Invariablemente, los priístas se sienten afrentados cada vez que se evoca 1968. La actitud de los legisladores priístas en relación con los crímenes de 1968 ha sido sorprendentemente unánime... y negativa: obstaculizar la investigación, guardar silencio, oponerse a que la memoria del movimiento estudiantil y los crímenes perpetrados contra los estudiantes sea revivida, y solidarizarse con la explicación de los hechos criminales que se consumaron durante el sexenio de Gustavo Díaz Ordaz. Ante la iniciativa de que se guardara luto nacional el 2 de octubre, la fracción del PRI -con el señor Núñez a la cabeza- se opuso enérgicamente y se apresuró a movilizar a sus cuadros para impedir que hubiera quórum durante la votación.
Hay una extraña y lamentable continuidad entre las conductas oficiales de 1968 y las actuales. Los políticos del PRI de hoy no actúan con independencia respecto a hechos que ocurrieron hace 30 años y que se han mantenido en la oscuridad; ni siquiera otorgan el beneficio de la duda. Su conducta es de cómplices. Se afanan por solapar a los criminales. La decisión de la Secretaría de Gobernación de negarse a conceder legitimidad a la comisión de diputados que investiga los hechos de 1968 confirma este punto de vista: de facto, el poder Ejecutivo, con este gesto, obstaculiza la búsqueda de la verdad.
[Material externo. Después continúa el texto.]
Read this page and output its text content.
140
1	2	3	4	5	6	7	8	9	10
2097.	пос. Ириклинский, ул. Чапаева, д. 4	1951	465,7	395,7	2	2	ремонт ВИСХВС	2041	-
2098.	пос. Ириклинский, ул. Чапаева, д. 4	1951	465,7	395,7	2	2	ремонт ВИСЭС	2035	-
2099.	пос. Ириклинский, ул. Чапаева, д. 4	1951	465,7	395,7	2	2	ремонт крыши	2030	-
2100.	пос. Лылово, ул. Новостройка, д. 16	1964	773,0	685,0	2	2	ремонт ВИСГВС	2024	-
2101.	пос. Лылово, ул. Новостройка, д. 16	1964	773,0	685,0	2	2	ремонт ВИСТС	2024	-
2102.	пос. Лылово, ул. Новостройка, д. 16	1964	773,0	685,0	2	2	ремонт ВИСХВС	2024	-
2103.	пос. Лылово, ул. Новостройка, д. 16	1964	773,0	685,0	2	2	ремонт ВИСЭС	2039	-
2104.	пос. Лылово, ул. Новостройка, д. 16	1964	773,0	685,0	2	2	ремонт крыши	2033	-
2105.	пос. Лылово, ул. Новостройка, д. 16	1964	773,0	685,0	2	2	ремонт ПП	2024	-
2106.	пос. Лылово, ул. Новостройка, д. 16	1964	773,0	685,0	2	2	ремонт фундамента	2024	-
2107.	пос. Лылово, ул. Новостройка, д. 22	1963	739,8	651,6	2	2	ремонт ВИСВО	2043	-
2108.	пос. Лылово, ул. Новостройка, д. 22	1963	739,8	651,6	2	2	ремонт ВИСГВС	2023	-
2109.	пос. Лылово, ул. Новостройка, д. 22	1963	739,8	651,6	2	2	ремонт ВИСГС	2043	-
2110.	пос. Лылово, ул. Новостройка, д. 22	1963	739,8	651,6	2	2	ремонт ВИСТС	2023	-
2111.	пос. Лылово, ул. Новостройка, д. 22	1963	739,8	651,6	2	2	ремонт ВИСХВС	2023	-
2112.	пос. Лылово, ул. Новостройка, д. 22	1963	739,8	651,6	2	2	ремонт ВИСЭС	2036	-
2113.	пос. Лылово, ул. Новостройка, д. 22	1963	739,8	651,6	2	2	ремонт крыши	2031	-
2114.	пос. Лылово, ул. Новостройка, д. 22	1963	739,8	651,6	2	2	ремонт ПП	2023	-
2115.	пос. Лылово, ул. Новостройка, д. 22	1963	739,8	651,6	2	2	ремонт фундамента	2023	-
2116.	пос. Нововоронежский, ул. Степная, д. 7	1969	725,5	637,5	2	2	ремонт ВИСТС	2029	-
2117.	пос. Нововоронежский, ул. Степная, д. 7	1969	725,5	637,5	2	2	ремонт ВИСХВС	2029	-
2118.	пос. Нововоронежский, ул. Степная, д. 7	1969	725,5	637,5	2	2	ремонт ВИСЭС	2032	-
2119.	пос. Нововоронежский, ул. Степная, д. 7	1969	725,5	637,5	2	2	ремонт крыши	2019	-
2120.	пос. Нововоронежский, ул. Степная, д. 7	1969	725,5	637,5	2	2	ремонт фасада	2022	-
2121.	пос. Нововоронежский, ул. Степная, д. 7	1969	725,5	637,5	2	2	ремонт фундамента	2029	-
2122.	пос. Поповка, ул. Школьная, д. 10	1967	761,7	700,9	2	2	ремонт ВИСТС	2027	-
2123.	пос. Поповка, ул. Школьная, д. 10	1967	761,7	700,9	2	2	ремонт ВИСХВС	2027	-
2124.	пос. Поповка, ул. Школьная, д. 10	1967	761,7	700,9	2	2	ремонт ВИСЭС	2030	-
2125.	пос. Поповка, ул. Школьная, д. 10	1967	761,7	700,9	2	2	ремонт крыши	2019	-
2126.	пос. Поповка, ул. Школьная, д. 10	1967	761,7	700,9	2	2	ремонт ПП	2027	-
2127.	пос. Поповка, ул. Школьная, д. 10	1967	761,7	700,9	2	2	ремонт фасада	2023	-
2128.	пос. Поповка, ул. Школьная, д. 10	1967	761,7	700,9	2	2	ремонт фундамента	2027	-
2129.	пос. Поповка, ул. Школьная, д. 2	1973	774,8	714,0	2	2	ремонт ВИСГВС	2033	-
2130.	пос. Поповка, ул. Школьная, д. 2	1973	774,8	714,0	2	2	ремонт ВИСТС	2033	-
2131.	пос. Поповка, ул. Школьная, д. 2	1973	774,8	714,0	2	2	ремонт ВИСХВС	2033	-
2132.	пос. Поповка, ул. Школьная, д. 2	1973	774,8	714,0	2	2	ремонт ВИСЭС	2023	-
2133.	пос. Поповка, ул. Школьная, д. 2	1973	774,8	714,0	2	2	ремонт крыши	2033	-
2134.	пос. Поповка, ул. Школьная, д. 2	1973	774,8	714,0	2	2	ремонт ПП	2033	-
Los argumentos de Gobernación para negarse a dar la información que los diputados solicitan son de una soberana torpeza: ¿quién puede impedir legalmente que una comisión de diputados, un grupo de académicos o cualquier ciudadano investigue algo que sucedió hace 30 (o, si se quiere, cien o mil) años? ¿Y con qué derecho, o con base en qué normas, una dependencia gubernamental puede negar información a una comisión de diputados o a cualquier ciudadano o grupo de ciudadanos que la solicite? ¿Dónde está la transparencia democrática?
Antes que transparencia, este comportamiento refleja la opacidad del sistema autocrático que prevalecía hace 30 años, y confirma que nada o poco ha cambiado en la esfera gobernante. ¿Qué encierran los archivos de Gobernación que no se pueda ventilar públicamente? ¿Qué se pretende ocultar? Un misterio rodea a este hermetismo. ¿Cómo impedir, en estas condiciones, las conjeturas? Habrá quien piense que tal vez hemos vivido en la impostura y hemos sido gobernados por un régimen policiaco que ha ocultado su verdadera naturaleza. Pareciera que al abrirse esos archivos, como sucedió en Alemania con la caída del Muro, se abrirá una Caja de Pandora de donde saldrán monstruosidades y crímenes hasta ahora inimaginables.
Lo cierto es que las ideas de apertura, flexibilidad, transparencia, que son rasgos propios de cualquier administración democrática, nada tienen que ver con la conducta de Gobernación. Pienso que, en realidad, mienten quienes nos dicen que Gustavo Díaz Ordaz está muerto; de hecho, está vivo y, de alguna manera, como estos hechos lo evidencian, nos sigue gobernando. Es verdad que en estos 30 años los mecanismos de constitución de la autoridad han cambiado -para bien, evidentemente-; lo que no ha cambiado, por lo que se ve, son las actitudes y valores de muchos de nuestros gobernantes.